Disasters lurk around the corners in each campus of Oxford University and Oxford Brookes University. But things are looking up. In the last week they’ve opened two gems.

Out of a 1930s Stalinist, turn-yourback- on-your-neighbour building, Oxford University has created in Broad Street a library space for everyone – students, tourists and townspeople. Everything about it says: “Come in. This space is for you.”

Libraries have changed. Instead of “please be quiet!” you are more likely to hear “Would you prefer extra chocolate on your cappuccino?”

Oxford Mail:

After an £80m makeover the Weston Library has opened its doors. Yes, it still houses rare manuscripts, music and maps dating from the third century BC with the complete works of Shakespeare, Jane Austen’s manuscripts and four copies of Magna Carta that are 800 years old.

The entrances lead into a vast open space, almost a market place of the mind where the Bodleian can put its wares on display.

Some treasures remained hidden because there was never the space to unveil them. Now we have a series of small temporary displays.

The great walls allow for a gigantic tapestry map, the Sheldon Tapestry, to unfurl its secrets and vivid colours which form an unrivalled representation of the Midland counties of England, including Oxfordshire, at the start of modern cartography around the time of the Spanish Armada. The library has not been able to display all the pieces of this tapestry before simply because there was no space.

From the opening this week until September, the inaugural exhibition called Marks of Genius features Shakespeare’s First Folio and Newton’s great philosophical treatise.

But like so much of Oxford where there is usually more than meets the eye, the new Weston Library of the Bodleian has its secrets.

I was lucky to be offered the grand tour behind the scenes where you have to keep your voice down and tip-toe around so you don’t disturb the scholars.

The high point was the rooftop terrace. After some fiddling for keys and the clank of the lock, a door to the walkway opened and the dreaming spires of Oxford seemed to wake up. We were standing in the middle of this magnificent maze and it felt like we could almost reach out and stroke their little points.

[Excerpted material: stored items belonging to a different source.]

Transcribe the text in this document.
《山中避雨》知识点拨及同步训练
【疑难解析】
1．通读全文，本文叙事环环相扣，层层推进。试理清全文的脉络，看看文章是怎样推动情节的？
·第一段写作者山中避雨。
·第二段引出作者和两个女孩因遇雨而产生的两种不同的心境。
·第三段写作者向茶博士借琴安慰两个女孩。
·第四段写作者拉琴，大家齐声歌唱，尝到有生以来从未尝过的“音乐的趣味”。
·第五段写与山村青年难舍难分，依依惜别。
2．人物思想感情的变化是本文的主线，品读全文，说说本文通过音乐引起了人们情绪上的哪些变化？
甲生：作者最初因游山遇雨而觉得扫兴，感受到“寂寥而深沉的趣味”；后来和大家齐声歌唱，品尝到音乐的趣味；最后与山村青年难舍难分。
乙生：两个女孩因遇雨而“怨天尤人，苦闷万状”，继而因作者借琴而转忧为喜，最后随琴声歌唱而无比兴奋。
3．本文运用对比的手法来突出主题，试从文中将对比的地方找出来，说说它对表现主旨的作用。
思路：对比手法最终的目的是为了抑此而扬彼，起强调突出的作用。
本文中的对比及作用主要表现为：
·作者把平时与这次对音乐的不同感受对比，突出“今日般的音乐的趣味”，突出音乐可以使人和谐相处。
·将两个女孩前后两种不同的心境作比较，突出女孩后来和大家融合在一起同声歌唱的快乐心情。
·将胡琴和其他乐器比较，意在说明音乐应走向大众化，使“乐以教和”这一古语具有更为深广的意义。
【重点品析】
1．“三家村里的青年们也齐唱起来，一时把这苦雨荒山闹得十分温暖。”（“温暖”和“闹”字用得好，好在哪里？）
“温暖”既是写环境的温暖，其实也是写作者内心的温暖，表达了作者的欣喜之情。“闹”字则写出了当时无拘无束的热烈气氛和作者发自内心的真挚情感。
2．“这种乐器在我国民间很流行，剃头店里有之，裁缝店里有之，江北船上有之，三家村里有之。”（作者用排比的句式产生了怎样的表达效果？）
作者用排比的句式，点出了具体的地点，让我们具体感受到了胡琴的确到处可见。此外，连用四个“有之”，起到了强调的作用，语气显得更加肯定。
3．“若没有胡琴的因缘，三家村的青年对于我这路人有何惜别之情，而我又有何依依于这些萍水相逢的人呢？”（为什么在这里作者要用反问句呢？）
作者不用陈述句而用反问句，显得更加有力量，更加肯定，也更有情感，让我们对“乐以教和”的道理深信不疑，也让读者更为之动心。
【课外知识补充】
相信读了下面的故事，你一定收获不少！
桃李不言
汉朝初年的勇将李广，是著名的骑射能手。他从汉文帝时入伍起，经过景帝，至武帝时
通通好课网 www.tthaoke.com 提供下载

The Sheldonian Theatre was straight ahead with the Radcliffe Camera and Divinity School directly behind that. Tom Tower stood out in the distance at Christ Church. St Mary the Virgin spire and Magdalen Tower were at the edges of the vista and Trinity and Balliol colleges were next door.

It was almost an attack on the eyes but this unexpected opportunity raised some question: whose Oxford is this anyway? Will the people who work in the Cowley car plant ever see this?

Possibly, because the German ambassador takes a keen interest in the BMW plant and could arrange for that.

But what about the poorer relations of Oxford who don’t have an ambassador or who aren’t journalists or Friends of the Bodleian? Will they ever see this extraordinary view? I hope so.

The second gem is the John Henry Brookes Building. At the inauguration last Friday, former Oxford Brookes University Chancellor Baroness Helena Kennedy was standing under a towering artwork of hundreds of blue glass shapes, each hung separately from the ceiling.

She used the art to sum up the building. “I’ve discovered the name of this glass installation is ‘Resounding’. We often use that word in association with excellence; and that is exactly what this building is – a resounding success.”

Even though the former vicechancellor Janet Beer said she and her senior management team had serious reservations about whether anyone would use the space and whether it would become a white elephant, it was a success from the minute the doors opened.

Hordes of students and Headington residents swarmed in and colonised the area. At certain times of the day it’s hard to move because of all the schoolchildren who gather.

The architects told me they wanted to create a beating heart for the campus and this area throbs with activity.

They also created corridors that are generous, and wide meeting places so people can stop and talk to each other about what happened in the pub last night or what’s happening in Gaza or on their course.

The rewards for this effort have come rolling in with four Royal Institute of British Architect (RIBA) awards, including regional Sustainability Award and national Award for Building of the Year.

The judges caught the spirit of the place: “The project is simply brilliant.

The new elevated entrance is highly engaging, with the careful selection of complementary materials and high quality, stimulating finishes resulting in generous and well-used public areas.

“A new public route has a freeflowing, comfortable atmosphere with plenty of coffee shops, hang-out areas: It almost feels like a street.

“The space made us wish we could go back to university again.”